The club was gouged out beneath a Chinese restaurant, with black walls and barbed wire around the stage and a huge, unnecessary fire crackling in a brick fireplace. Fifty people in mesh and leatherette were knocking back drinks. And so the boys played, I’m guessing, though I don’t remember the music; I couldn’t notice much beyond the incredible discomfort of standing in that boiling room. Everyone’s makeup was running hard and it was too hot to form a thought. The whole thing seemed depressing, the darkness and the drone and the people getting wasted exactly as they would the next night and for years of nights to come. I wanted—though the wanting concerned me, it meant I wasn’t as sick as I had presumed—to be someplace clean. I had been dizzy for three days straight and I did not want to be dizzy, nor did I particularly want to feel my stomach shriveling and throbbing from a diet of black coffee and potato chips and powdered medicines.

When I searched out the bathroom for a splash of water, hoping it might bring back some of the blood to my face, somebody was throwing up in the stall. I leaned against the door listening to the heaves. Astrid emerged, wiping her mouth and eyes. She was wearing a different wig—red, shimmery, straight to her chin.

Hi kid, she rasped. What’s new.

It made sense for Squinch to prefer such a girl, such an obviously tougher and sicker girl than I.

I pushed my way through the mirthless oven back up to the surface, where I waited on the curb until the show ended.
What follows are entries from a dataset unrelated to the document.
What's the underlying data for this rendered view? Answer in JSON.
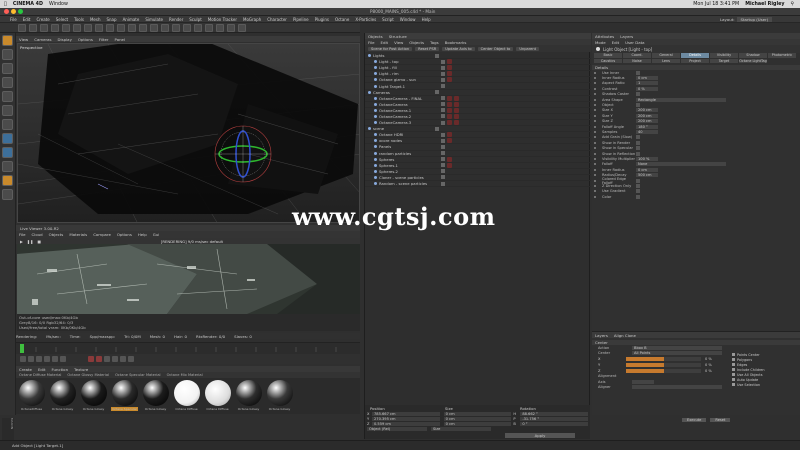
{
  "mac": {
    "app": "CINEMA 4D",
    "menu": "Window",
    "clock": "Mon Jul 18  3:41 PM",
    "user": "Michael Rigley"
  },
  "window": {
    "title": "P8000_MAINS_005.c4d * - Main"
  },
  "menus": [
    "File",
    "Edit",
    "Create",
    "Select",
    "Tools",
    "Mesh",
    "Snap",
    "Animate",
    "Simulate",
    "Render",
    "Sculpt",
    "Motion Tracker",
    "MoGraph",
    "Character",
    "Pipeline",
    "Plugins",
    "Octane",
    "X-Particles",
    "Script",
    "Window",
    "Help"
  ],
  "layout": {
    "label": "Layout:",
    "value": "Startup (User)"
  },
  "viewport": {
    "menu": [
      "View",
      "Cameras",
      "Display",
      "Options",
      "Filter",
      "Panel"
    ],
    "label": "Perspective"
  },
  "liveviewer": {
    "title": "Live Viewer 3.00-R2",
    "menu": [
      "File",
      "Cloud",
      "Objects",
      "Materials",
      "Compare",
      "Options",
      "Help",
      "Gui"
    ],
    "status": "[RENDERING] 9/0 ms/sec default",
    "info1": "Out-of-core used/max:0Kb/4Gb",
    "info2": "Grey8/16: 0/0          Rgb32/64: 0/3",
    "info3": "Used/free/total vram: 0Kb/0Kb/4Gb"
  },
  "render_status": [
    "Rendering:",
    "Ms/sec:",
    "Time:",
    "Spp/maxspp:",
    "Tri: 0/0M",
    "Mesh: 0",
    "Hair: 0",
    "RtxRender: 0/0",
    "Slaves: 0"
  ],
  "materials": {
    "menu": [
      "Create",
      "Edit",
      "Function",
      "Texture"
    ],
    "tabs": [
      "Octane Diffuse Material",
      "Octane Glossy Material",
      "Octane Specular Material",
      "Octane Mix Material"
    ],
    "items": [
      {
        "label": "OctaneDiffuse",
        "fill": "#3a3a3a"
      },
      {
        "label": "Octane Glossy",
        "fill": "#222222"
      },
      {
        "label": "Octane Glossy",
        "fill": "#1a1a1a"
      },
      {
        "label": "Octane Specular",
        "fill": "#2a2a2a"
      },
      {
        "label": "Octane Glossy",
        "fill": "#1c1c1c"
      },
      {
        "label": "Octane Diffuse",
        "fill": "#f2f2f2"
      },
      {
        "label": "Octane Diffuse",
        "fill": "#dddddd"
      },
      {
        "label": "Octane Glossy",
        "fill": "#2e2e2e"
      },
      {
        "label": "Octane Glossy",
        "fill": "#3a3a3a"
      }
    ]
  },
  "object_manager": {
    "tabs": [
      "Objects",
      "Structure"
    ],
    "menu": [
      "File",
      "Edit",
      "View",
      "Objects",
      "Tags",
      "Bookmarks"
    ],
    "buttons": [
      "Scene for Post Action",
      "Reset PSR",
      "Update Axis to",
      "Center Object to",
      "Unparent"
    ],
    "rows": [
      {
        "name": "Lights",
        "sel": false,
        "tags": 0
      },
      {
        "name": "Light - top",
        "sel": false,
        "tags": 1
      },
      {
        "name": "Light - fill",
        "sel": false,
        "tags": 1
      },
      {
        "name": "Light - rim",
        "sel": false,
        "tags": 1
      },
      {
        "name": "Octane gizmo - sun",
        "sel": false,
        "tags": 1
      },
      {
        "name": "Light Target.1",
        "sel": false,
        "tags": 0
      },
      {
        "name": "Cameras",
        "sel": false,
        "tags": 0
      },
      {
        "name": "OctaneCamera - FINAL",
        "sel": false,
        "tags": 2
      },
      {
        "name": "OctaneCamera",
        "sel": false,
        "tags": 2
      },
      {
        "name": "OctaneCamera.1",
        "sel": false,
        "tags": 2
      },
      {
        "name": "OctaneCamera.2",
        "sel": false,
        "tags": 2
      },
      {
        "name": "OctaneCamera.3",
        "sel": false,
        "tags": 2
      },
      {
        "name": "scene",
        "sel": false,
        "tags": 0
      },
      {
        "name": "Octane HDRI",
        "sel": false,
        "tags": 1
      },
      {
        "name": "xcore nodes",
        "sel": false,
        "tags": 1
      },
      {
        "name": "Panels",
        "sel": false,
        "tags": 0
      },
      {
        "name": "random particles",
        "sel": false,
        "tags": 0
      },
      {
        "name": "Spheres",
        "sel": false,
        "tags": 1
      },
      {
        "name": "Spheres.1",
        "sel": false,
        "tags": 1
      },
      {
        "name": "Spheres.2",
        "sel": false,
        "tags": 0
      },
      {
        "name": "Cloner - scene particles",
        "sel": false,
        "tags": 0
      },
      {
        "name": "Random - scene particles",
        "sel": false,
        "tags": 0
      }
    ]
  },
  "coords": {
    "headers": [
      "Position",
      "Size",
      "Rotation"
    ],
    "rows": [
      {
        "axis": "X",
        "pos": "785.667 cm",
        "size": "0 cm",
        "rot": "H",
        "rotv": "88.662 °"
      },
      {
        "axis": "Y",
        "pos": "270.395 cm",
        "size": "0 cm",
        "rot": "P",
        "rotv": "-31.756 °"
      },
      {
        "axis": "Z",
        "pos": "0.559 cm",
        "size": "0 cm",
        "rot": "B",
        "rotv": "0 °"
      }
    ],
    "mode": "Object (Rel)",
    "size_mode": "Size",
    "apply": "Apply"
  },
  "attributes": {
    "tabs": [
      "Attributes",
      "Layers"
    ],
    "menu": [
      "Mode",
      "Edit",
      "User Data"
    ],
    "title": "Light Object [Light - top]",
    "ptabs": [
      {
        "label": "Basic",
        "on": false
      },
      {
        "label": "Coord.",
        "on": false
      },
      {
        "label": "General",
        "on": false
      },
      {
        "label": "Details",
        "on": true
      },
      {
        "label": "Visibility",
        "on": false
      },
      {
        "label": "Shadow",
        "on": false
      },
      {
        "label": "Photometric",
        "on": false
      },
      {
        "label": "Caustics",
        "on": false
      },
      {
        "label": "Noise",
        "on": false
      },
      {
        "label": "Lens",
        "on": false
      },
      {
        "label": "Project",
        "on": false
      },
      {
        "label": "Target",
        "on": false
      },
      {
        "label": "Octane LightTag",
        "on": false
      }
    ],
    "section": "Details",
    "params": [
      {
        "label": "Use Inner",
        "value": ""
      },
      {
        "label": "Inner Radius",
        "value": "0 cm"
      },
      {
        "label": "Aspect Ratio",
        "value": "1"
      },
      {
        "label": "Contrast",
        "value": "0 %"
      },
      {
        "label": "Shadow Caster",
        "value": ""
      },
      {
        "label": "Area Shape",
        "value": "Rectangle"
      },
      {
        "label": "Object",
        "value": ""
      },
      {
        "label": "Size X",
        "value": "200 cm"
      },
      {
        "label": "Size Y",
        "value": "200 cm"
      },
      {
        "label": "Size Z",
        "value": "200 cm"
      },
      {
        "label": "Falloff Angle",
        "value": "180 °"
      },
      {
        "label": "Samples",
        "value": "40"
      },
      {
        "label": "Add Grain (Slow)",
        "value": ""
      },
      {
        "label": "Show in Render",
        "value": ""
      },
      {
        "label": "Show in Specular",
        "value": ""
      },
      {
        "label": "Show in Reflection",
        "value": ""
      },
      {
        "label": "Visibility Multiplier",
        "value": "100 %"
      },
      {
        "label": "Falloff",
        "value": "None"
      },
      {
        "label": "Inner Radius",
        "value": "0 cm"
      },
      {
        "label": "Radius/Decay",
        "value": "500 cm"
      },
      {
        "label": "Colored Edge Falloff",
        "value": ""
      },
      {
        "label": "Z Direction Only",
        "value": ""
      },
      {
        "label": "Use Gradient",
        "value": ""
      },
      {
        "label": "Color",
        "value": ""
      }
    ]
  },
  "aligner": {
    "tabs": [
      "Layers",
      "Align Clone"
    ],
    "section": "Center",
    "rows": [
      {
        "label": "Action",
        "value": "Bbox B"
      },
      {
        "label": "Center",
        "value": "All Points"
      }
    ],
    "sliders": [
      {
        "label": "X",
        "value": "0 %",
        "level": 0.5
      },
      {
        "label": "Y",
        "value": "0 %",
        "level": 0.5
      },
      {
        "label": "Z",
        "value": "0 %",
        "level": 0.5
      }
    ],
    "checks": [
      "Points Center",
      "Polygons",
      "Edges",
      "Include Children",
      "Use All Objects",
      "Auto Update",
      "Use Selection"
    ],
    "aligned_label": "Alignment",
    "axis_label": "Axis",
    "aligner_label": "Aligner",
    "buttons": [
      "Execute",
      "Reset"
    ]
  },
  "statusbar": {
    "text": "Add Object [Light Target.1]"
  },
  "watermark": "www.cgtsj.com",
  "colors": {
    "accent": "#6d8aa1",
    "slider": "#c67a2e"
  }
}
Afterward I crouched behind a dumpster to watch Squinch while the boys loaded out the equipment. He was scratching inside his trousers, his hair had collapsed under the weight of sweat, and, unaware he was being observed, he had allowed his face to fall back into its natural lines: not sad or sick, not death’s-door theatrical, not anything but tired.
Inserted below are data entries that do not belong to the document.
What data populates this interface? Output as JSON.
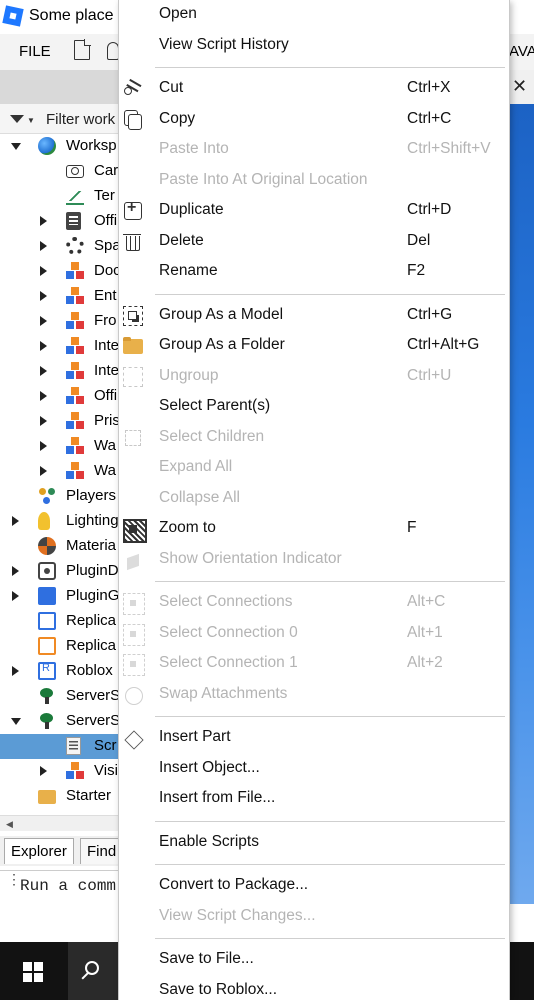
{
  "window": {
    "title": "Some place"
  },
  "menubar": {
    "file_label": "FILE",
    "right_fragment": "AVA"
  },
  "explorer": {
    "filter_placeholder": "Filter work",
    "tree": [
      {
        "label": "Worksp",
        "icon": "globe-icon",
        "depth": 0,
        "state": "expanded"
      },
      {
        "label": "Car",
        "icon": "camera-icon",
        "depth": 1,
        "state": "none"
      },
      {
        "label": "Ter",
        "icon": "terrain-icon",
        "depth": 1,
        "state": "none"
      },
      {
        "label": "Offi",
        "icon": "script-icon",
        "depth": 1,
        "state": "collapsed"
      },
      {
        "label": "Spa",
        "icon": "gear-icon",
        "depth": 1,
        "state": "collapsed"
      },
      {
        "label": "Doc",
        "icon": "model-icon",
        "depth": 1,
        "state": "collapsed"
      },
      {
        "label": "Ent",
        "icon": "model-icon",
        "depth": 1,
        "state": "collapsed"
      },
      {
        "label": "Fro",
        "icon": "model-icon",
        "depth": 1,
        "state": "collapsed"
      },
      {
        "label": "Inte",
        "icon": "model-icon",
        "depth": 1,
        "state": "collapsed"
      },
      {
        "label": "Inte",
        "icon": "model-icon",
        "depth": 1,
        "state": "collapsed"
      },
      {
        "label": "Offi",
        "icon": "model-icon",
        "depth": 1,
        "state": "collapsed"
      },
      {
        "label": "Pris",
        "icon": "model-icon",
        "depth": 1,
        "state": "collapsed"
      },
      {
        "label": "Wa",
        "icon": "model-icon",
        "depth": 1,
        "state": "collapsed"
      },
      {
        "label": "Wa",
        "icon": "model-icon",
        "depth": 1,
        "state": "collapsed"
      },
      {
        "label": "Players",
        "icon": "players-icon",
        "depth": 0,
        "state": "none"
      },
      {
        "label": "Lighting",
        "icon": "lightbulb-icon",
        "depth": 0,
        "state": "collapsed"
      },
      {
        "label": "Materia",
        "icon": "material-icon",
        "depth": 0,
        "state": "none"
      },
      {
        "label": "PluginD",
        "icon": "box-icon",
        "depth": 0,
        "state": "collapsed"
      },
      {
        "label": "PluginG",
        "icon": "plugin-icon",
        "depth": 0,
        "state": "collapsed"
      },
      {
        "label": "Replica",
        "icon": "replicated-first-icon",
        "depth": 0,
        "state": "none"
      },
      {
        "label": "Replica",
        "icon": "replicated-storage-icon",
        "depth": 0,
        "state": "none"
      },
      {
        "label": "Roblox",
        "icon": "roblox-icon",
        "depth": 0,
        "state": "collapsed"
      },
      {
        "label": "ServerS",
        "icon": "server-tree-icon",
        "depth": 0,
        "state": "none"
      },
      {
        "label": "ServerS",
        "icon": "server-tree-icon",
        "depth": 0,
        "state": "expanded"
      },
      {
        "label": "Scr",
        "icon": "script-file-icon",
        "depth": 1,
        "state": "none",
        "selected": true
      },
      {
        "label": "Visi",
        "icon": "model-icon",
        "depth": 1,
        "state": "collapsed"
      },
      {
        "label": "Starter",
        "icon": "folder-icon",
        "depth": 0,
        "state": "none"
      }
    ],
    "tabs": {
      "explorer": "Explorer",
      "find": "Find"
    }
  },
  "command_bar": {
    "placeholder": "Run a comm"
  },
  "context_menu": {
    "items": [
      {
        "label": "Open",
        "shortcut": "",
        "enabled": true,
        "icon": ""
      },
      {
        "label": "View Script History",
        "shortcut": "",
        "enabled": true,
        "icon": ""
      },
      {
        "separator": true
      },
      {
        "label": "Cut",
        "shortcut": "Ctrl+X",
        "enabled": true,
        "icon": "scissors-icon"
      },
      {
        "label": "Copy",
        "shortcut": "Ctrl+C",
        "enabled": true,
        "icon": "copy-icon"
      },
      {
        "label": "Paste Into",
        "shortcut": "Ctrl+Shift+V",
        "enabled": false,
        "icon": ""
      },
      {
        "label": "Paste Into At Original Location",
        "shortcut": "",
        "enabled": false,
        "icon": ""
      },
      {
        "label": "Duplicate",
        "shortcut": "Ctrl+D",
        "enabled": true,
        "icon": "duplicate-icon"
      },
      {
        "label": "Delete",
        "shortcut": "Del",
        "enabled": true,
        "icon": "trash-icon"
      },
      {
        "label": "Rename",
        "shortcut": "F2",
        "enabled": true,
        "icon": ""
      },
      {
        "separator": true
      },
      {
        "label": "Group As a Model",
        "shortcut": "Ctrl+G",
        "enabled": true,
        "icon": "group-model-icon"
      },
      {
        "label": "Group As a Folder",
        "shortcut": "Ctrl+Alt+G",
        "enabled": true,
        "icon": "folder-icon"
      },
      {
        "label": "Ungroup",
        "shortcut": "Ctrl+U",
        "enabled": false,
        "icon": "ungroup-icon"
      },
      {
        "label": "Select Parent(s)",
        "shortcut": "",
        "enabled": true,
        "icon": ""
      },
      {
        "label": "Select Children",
        "shortcut": "",
        "enabled": false,
        "icon": "select-children-icon"
      },
      {
        "label": "Expand All",
        "shortcut": "",
        "enabled": false,
        "icon": ""
      },
      {
        "label": "Collapse All",
        "shortcut": "",
        "enabled": false,
        "icon": ""
      },
      {
        "label": "Zoom to",
        "shortcut": "F",
        "enabled": true,
        "icon": "zoom-to-icon"
      },
      {
        "label": "Show Orientation Indicator",
        "shortcut": "",
        "enabled": false,
        "icon": "orientation-icon"
      },
      {
        "separator": true
      },
      {
        "label": "Select Connections",
        "shortcut": "Alt+C",
        "enabled": false,
        "icon": "connection-icon"
      },
      {
        "label": "Select Connection 0",
        "shortcut": "Alt+1",
        "enabled": false,
        "icon": "connection-icon"
      },
      {
        "label": "Select Connection 1",
        "shortcut": "Alt+2",
        "enabled": false,
        "icon": "connection-icon"
      },
      {
        "label": "Swap Attachments",
        "shortcut": "",
        "enabled": false,
        "icon": "swap-icon"
      },
      {
        "separator": true
      },
      {
        "label": "Insert Part",
        "shortcut": "",
        "enabled": true,
        "icon": "part-icon"
      },
      {
        "label": "Insert Object...",
        "shortcut": "",
        "enabled": true,
        "icon": ""
      },
      {
        "label": "Insert from File...",
        "shortcut": "",
        "enabled": true,
        "icon": ""
      },
      {
        "separator": true
      },
      {
        "label": "Enable Scripts",
        "shortcut": "",
        "enabled": true,
        "icon": ""
      },
      {
        "separator": true
      },
      {
        "label": "Convert to Package...",
        "shortcut": "",
        "enabled": true,
        "icon": ""
      },
      {
        "label": "View Script Changes...",
        "shortcut": "",
        "enabled": false,
        "icon": ""
      },
      {
        "separator": true
      },
      {
        "label": "Save to File...",
        "shortcut": "",
        "enabled": true,
        "icon": ""
      },
      {
        "label": "Save to Roblox...",
        "shortcut": "",
        "enabled": true,
        "icon": ""
      }
    ]
  },
  "colors": {
    "selection": "#5b9bd5",
    "disabled_text": "#b4b4b4",
    "taskbar": "#121212",
    "viewport_sky": "#2a7be0"
  }
}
All the cabinets are in, Rabb called to him. And Teddy’s getting the money.

I need to take a dump before we leave, all right? He sloped off and Rabb just stood there, yawning, with his hands in his pockets.
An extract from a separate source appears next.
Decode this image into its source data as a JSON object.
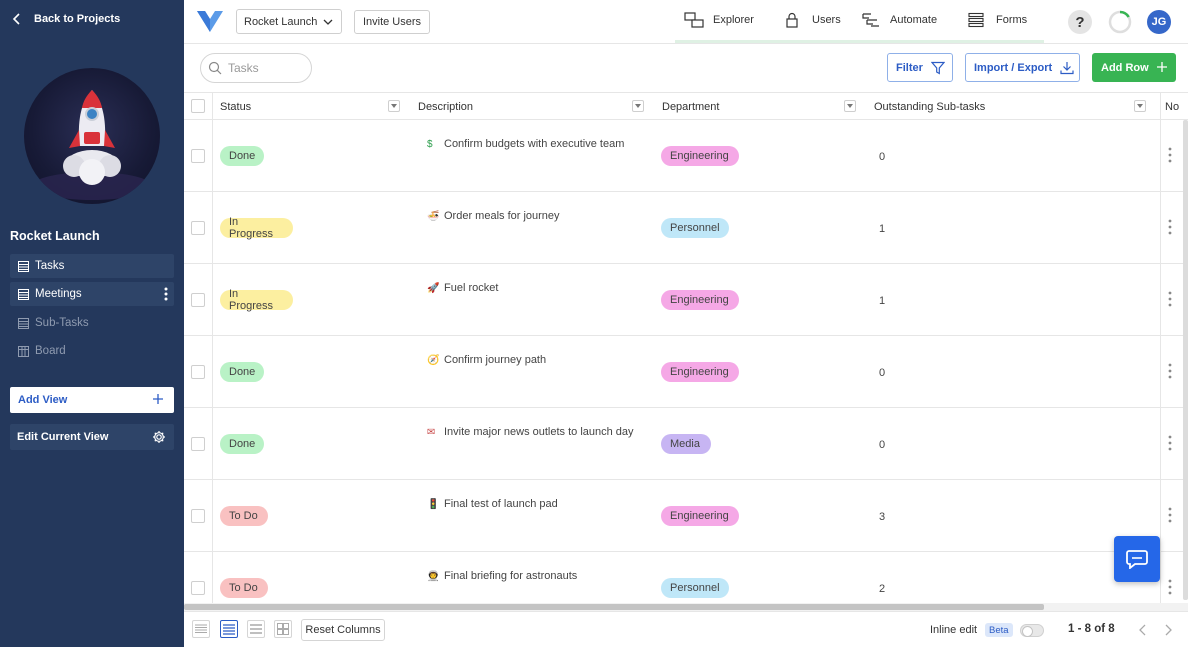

We returned to the Mausoleum. Until six or seven in the morning the house was full of people who looked exactly like the people in the club but might have been different people. Mrs. Julius was there, asking again what did I do. Squinch told her I was on summer vacation and Mrs. Julius said, Oh, I see and Squinch added that it was past both our bedtimes.

When the sun was up and burning and the guests had cleared away, we settled down on the carpets of the parlor. I dreamed of the Town, of its odors: the first cold day in fall, when all lingering frowses of heat have left the air and the newly emptied chill is flecked with wood smoke, soft and bitter, the smell of anticipation; and springtime—bright, forgiving air with the hint of unannounced visitors, impending journeys. Of course no visitors ever showed and no journeys were ever taken and the smell would soon retreat, replaced by a dingy warmth. This was why the Town disappointed me so badly: it could never deliver on the promise of its scents.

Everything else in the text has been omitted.